La richiesta: applicare l’attenuante del danno di speciale tenuità
L’obiettivo della difesa era ottenere il riconoscimento dell’attenuante del danno di speciale tenuità. Questa norma permette al giudice di diminuire la pena se il danno patrimoniale causato è considerato molto esiguo. La valutazione non è automatica e dipende da un’analisi complessiva del contesto. L’imputato, attraverso il suo legale, ha cercato di convincere la Suprema Corte che il valore di 900 euro rientrasse in questa categoria, sostenendo che un simile importo non costituisse un pregiudizio significativo per la parte offesa. La strategia mirava a ridurre l’impatto della condanna, facendo leva sulla presunta scarsa offensività del fatto dal punto di vista economico.
Le motivazioni: perché 900 euro non sono un danno di speciale tenuità
La Corte di Cassazione ha respinto con fermezza la tesi difensiva. I giudici hanno dichiarato il ricorso manifestamente infondato, richiamando un principio giuridico consolidato (definito ‘jus receptum’). Secondo la Corte, l’attenuante del danno di speciale tenuità si applica solo quando il danno patrimoniale è ‘pressoché irrilevante’. Questo significa che il pregiudizio deve essere talmente insignificante da risultare quasi nullo.
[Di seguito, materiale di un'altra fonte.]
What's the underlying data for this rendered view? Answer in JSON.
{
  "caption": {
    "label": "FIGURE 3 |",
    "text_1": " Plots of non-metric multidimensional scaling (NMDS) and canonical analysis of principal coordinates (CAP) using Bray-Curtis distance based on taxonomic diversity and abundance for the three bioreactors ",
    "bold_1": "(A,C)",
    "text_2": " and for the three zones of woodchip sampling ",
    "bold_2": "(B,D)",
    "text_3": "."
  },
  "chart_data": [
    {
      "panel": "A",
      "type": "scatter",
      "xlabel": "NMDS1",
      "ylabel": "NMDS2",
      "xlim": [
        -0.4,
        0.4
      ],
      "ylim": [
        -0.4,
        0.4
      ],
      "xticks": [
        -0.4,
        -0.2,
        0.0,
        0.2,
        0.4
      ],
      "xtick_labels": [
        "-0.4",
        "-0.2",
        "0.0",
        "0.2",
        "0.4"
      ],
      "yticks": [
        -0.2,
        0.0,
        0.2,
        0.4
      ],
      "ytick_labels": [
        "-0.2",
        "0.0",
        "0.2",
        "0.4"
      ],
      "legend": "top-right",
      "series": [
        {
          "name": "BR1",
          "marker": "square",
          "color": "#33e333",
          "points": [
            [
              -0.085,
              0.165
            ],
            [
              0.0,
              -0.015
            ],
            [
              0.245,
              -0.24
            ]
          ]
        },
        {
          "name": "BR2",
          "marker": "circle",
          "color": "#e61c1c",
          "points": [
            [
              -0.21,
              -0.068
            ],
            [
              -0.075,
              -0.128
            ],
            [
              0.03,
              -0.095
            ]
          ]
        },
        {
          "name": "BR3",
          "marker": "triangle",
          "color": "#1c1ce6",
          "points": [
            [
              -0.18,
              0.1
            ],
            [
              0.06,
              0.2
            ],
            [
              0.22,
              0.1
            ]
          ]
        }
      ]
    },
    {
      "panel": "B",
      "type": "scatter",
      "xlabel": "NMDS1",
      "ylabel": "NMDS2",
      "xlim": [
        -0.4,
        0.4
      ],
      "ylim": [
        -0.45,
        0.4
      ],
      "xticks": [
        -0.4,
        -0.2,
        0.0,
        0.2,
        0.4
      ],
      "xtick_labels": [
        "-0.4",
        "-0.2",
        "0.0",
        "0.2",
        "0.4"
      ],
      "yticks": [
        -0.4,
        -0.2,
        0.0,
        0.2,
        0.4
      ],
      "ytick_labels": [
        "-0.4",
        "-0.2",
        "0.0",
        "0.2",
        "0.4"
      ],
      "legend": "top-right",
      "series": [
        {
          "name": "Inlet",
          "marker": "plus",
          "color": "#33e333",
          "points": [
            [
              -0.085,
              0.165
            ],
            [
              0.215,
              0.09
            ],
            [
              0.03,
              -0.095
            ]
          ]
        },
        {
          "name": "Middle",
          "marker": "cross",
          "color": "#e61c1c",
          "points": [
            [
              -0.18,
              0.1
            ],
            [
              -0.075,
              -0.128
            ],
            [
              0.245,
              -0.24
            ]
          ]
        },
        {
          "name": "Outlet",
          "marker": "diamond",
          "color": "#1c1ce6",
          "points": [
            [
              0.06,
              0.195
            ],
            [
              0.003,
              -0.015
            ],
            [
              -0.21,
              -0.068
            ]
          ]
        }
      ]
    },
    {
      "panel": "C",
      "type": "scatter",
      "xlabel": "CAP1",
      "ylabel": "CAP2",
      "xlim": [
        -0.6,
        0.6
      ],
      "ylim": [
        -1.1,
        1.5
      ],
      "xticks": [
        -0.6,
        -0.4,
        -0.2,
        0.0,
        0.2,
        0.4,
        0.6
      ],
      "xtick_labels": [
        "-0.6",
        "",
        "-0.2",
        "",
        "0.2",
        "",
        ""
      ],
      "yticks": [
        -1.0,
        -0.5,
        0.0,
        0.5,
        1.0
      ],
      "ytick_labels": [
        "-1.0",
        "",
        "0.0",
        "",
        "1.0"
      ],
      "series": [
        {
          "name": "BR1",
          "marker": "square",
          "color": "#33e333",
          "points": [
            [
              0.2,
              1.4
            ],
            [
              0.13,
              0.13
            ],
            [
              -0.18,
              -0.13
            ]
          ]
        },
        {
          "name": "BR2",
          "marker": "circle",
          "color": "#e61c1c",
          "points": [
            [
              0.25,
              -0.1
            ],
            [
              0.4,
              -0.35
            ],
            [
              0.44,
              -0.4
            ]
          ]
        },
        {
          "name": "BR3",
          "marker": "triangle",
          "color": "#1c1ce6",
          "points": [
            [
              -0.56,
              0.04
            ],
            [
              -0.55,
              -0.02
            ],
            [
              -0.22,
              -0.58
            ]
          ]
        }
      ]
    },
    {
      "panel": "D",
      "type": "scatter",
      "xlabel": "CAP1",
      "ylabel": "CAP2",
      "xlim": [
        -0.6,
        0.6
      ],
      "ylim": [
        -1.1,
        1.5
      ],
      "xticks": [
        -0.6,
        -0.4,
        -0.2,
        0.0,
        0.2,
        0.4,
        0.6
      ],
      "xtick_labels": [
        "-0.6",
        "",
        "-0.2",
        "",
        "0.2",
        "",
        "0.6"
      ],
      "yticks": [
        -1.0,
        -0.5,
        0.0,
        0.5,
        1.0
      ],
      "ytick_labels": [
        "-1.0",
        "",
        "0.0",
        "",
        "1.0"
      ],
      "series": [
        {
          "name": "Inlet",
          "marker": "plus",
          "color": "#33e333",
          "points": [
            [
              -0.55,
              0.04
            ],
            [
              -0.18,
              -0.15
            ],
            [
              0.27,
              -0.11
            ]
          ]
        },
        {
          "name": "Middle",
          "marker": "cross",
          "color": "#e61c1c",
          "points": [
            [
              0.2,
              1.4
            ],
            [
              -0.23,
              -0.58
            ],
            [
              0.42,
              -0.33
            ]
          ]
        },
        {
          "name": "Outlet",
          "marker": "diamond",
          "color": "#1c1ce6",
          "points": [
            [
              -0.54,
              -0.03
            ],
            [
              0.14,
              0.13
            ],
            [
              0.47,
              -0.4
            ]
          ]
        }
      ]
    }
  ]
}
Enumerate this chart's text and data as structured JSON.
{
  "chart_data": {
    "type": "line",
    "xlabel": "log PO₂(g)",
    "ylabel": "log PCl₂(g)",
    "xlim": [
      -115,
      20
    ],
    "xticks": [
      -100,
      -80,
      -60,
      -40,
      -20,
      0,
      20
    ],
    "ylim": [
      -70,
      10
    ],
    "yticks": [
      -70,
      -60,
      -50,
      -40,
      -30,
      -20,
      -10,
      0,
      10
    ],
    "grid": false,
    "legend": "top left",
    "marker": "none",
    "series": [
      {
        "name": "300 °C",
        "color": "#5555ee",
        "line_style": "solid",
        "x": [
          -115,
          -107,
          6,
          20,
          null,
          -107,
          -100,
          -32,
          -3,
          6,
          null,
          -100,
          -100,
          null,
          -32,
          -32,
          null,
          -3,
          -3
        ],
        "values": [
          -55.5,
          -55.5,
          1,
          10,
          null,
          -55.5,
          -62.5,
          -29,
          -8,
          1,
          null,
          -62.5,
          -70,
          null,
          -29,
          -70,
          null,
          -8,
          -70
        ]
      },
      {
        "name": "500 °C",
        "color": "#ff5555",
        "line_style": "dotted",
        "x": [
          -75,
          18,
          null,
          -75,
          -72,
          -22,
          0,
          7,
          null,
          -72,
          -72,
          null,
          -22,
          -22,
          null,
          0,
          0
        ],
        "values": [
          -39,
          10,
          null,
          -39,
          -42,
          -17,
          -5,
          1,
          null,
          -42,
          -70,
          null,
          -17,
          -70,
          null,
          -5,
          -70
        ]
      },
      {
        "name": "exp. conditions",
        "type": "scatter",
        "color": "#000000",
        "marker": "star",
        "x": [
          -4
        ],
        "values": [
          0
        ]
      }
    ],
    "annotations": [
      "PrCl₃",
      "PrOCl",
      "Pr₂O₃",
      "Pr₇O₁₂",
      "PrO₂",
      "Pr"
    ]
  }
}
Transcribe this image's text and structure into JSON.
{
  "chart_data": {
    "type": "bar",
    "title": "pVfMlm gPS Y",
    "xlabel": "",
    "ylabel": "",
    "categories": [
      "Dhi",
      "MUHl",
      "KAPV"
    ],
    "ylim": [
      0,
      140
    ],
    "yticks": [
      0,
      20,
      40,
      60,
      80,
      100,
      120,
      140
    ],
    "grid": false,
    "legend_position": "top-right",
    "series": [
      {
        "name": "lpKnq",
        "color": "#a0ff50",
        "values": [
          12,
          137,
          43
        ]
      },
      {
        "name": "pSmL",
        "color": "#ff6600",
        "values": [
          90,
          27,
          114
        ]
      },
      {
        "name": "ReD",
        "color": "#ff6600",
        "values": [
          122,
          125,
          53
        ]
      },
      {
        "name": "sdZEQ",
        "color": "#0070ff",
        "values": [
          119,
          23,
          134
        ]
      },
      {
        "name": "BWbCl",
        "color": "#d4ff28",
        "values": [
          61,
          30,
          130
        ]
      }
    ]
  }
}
Un valore di 900 euro, secondo la valutazione dei giudici, non possiede affatto questa caratteristica. Al contrario, rappresenta una somma di denaro con un suo preciso valore economico e non può essere liquidato come una banalità. La Corte ha quindi escluso che un simile importo potesse giustificare lo sconto di pena richiesto.
Le conclusioni: la condanna per furto è definitiva
L’esito del processo è stato la dichiarazione di inammissibilità del ricorso. Questa decisione ha reso la condanna per furto definitiva. L’imputato non solo ha visto confermata la sua colpevolezza e la pena stabilita in precedenza, ma è stato anche condannato al pagamento delle spese processuali e di una somma di 3.000 euro alla Cassa delle ammende. La sentenza ribadisce un concetto fondamentale: per ottenere benefici come l’attenuante del danno di speciale tenuità, non basta che il danno sia basso, ma deve essere così esiguo da rasentare l’irrilevanza, un confine che un furto da 900 euro non può superare.
Quando si applica lo sconto di pena per ‘danno di speciale tenuità’?
Si applica solo quando il danno economico causato alla vittima è talmente piccolo da essere considerato dai giudici ‘pressoché irrilevante’ o quasi insignificante.
Un furto di 900 euro è considerato di lieve entità ai fini della pena?
No. Secondo la Corte di Cassazione in questo caso, un valore di 900 euro non è ‘pressoché irrilevante’ e quindi non giustifica l’applicazione dell’attenuante del danno di speciale tenuità.
Cosa succede se un ricorso in Cassazione viene dichiarato inammissibile?
La sentenza di condanna precedente diventa definitiva e non può più essere impugnata. Inoltre, il ricorrente viene solitamente condannato a pagare le spese del procedimento e una sanzione pecuniaria.